Women’s importance in lives of men and the world as a whole came to be acknowledged and recognised only when oppressed women fought for themselves a century back. The international Women’s movement that we celebrate today on 8th of March every year dates back to 28th February 1909 when the first National Woman’s day was observed in United States. In light of the 1908 garment workers' strike in New York, where women protested against oppressive working conditions, poor pay and inequality, the Socialist Party of America designated the 28th of February as Women’s Day in honour of women’s fight for rights, the following year.

Officially, the first International Women’s Day was observed on 19 March, 1911 in Austria, Denmark, Germany and Switzerland. This decision to reach a date when Women’s Day will be commemorated internationally happened in 1910, at the second international conference of working women held in Copenhagen. Clara Zetkin, leader of the Women's Office for the Social Democratic Party in Germany, demanded a single date be chosen which shall be designated to women and commemorated globally. Her decision was unanimous and on 19th March the following year, the first International Women’s Day was solemnized. On this day more than a million men and women attended rallies. They demanded women’s right to work, to vocational training and to indiscriminate behaviour in job fields along with right to vote and to hold public office.

Until 1913, the last Sunday of February was celebrated as National Women's Day in the US. Against the backdrop of World War I, Russian women campaigning for peace also observed their first International Women’s Day on the last Sunday of February in the same year which fell on 8th of March on the Gregorian calendar. The following year, on or around 8 March, women in Europe held rallies to both protest against the war and to express cohesion with other activists.

As Russian women continued their march demanding their right to vote and be treated as equal to men, the then emperor of Russia, Czar renounced his throne in early 1917. Following the ruler’s abdication, the provisional Government granted women the right to vote.

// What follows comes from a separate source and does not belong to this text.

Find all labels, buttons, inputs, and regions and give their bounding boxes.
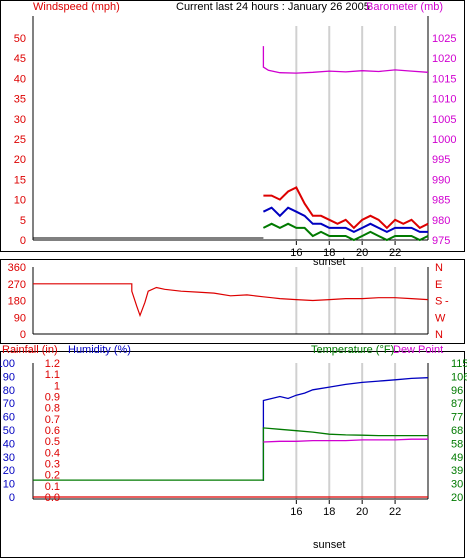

The history of women’s fight to their rights and proper treatment gave birth to growth of the international women's movement since those early years. Many years hence, in 1945, the Charter of the United Nations was signed. It is the first international agreement that asserted the belief of equality between women and men. Since then UN and its technical agencies have promoted the involvement of women in achieving peace, security, growth, and respect for human rights as equal partners with men. The UN elected 1975 as International Women's Year and gave official sanction to the movement. All its member countries too started observing the movement on 8th of March every year since then. Women empowerment prevails to be an important feature of the UN's efforts to attend to social, economic and political challenges throughout the world.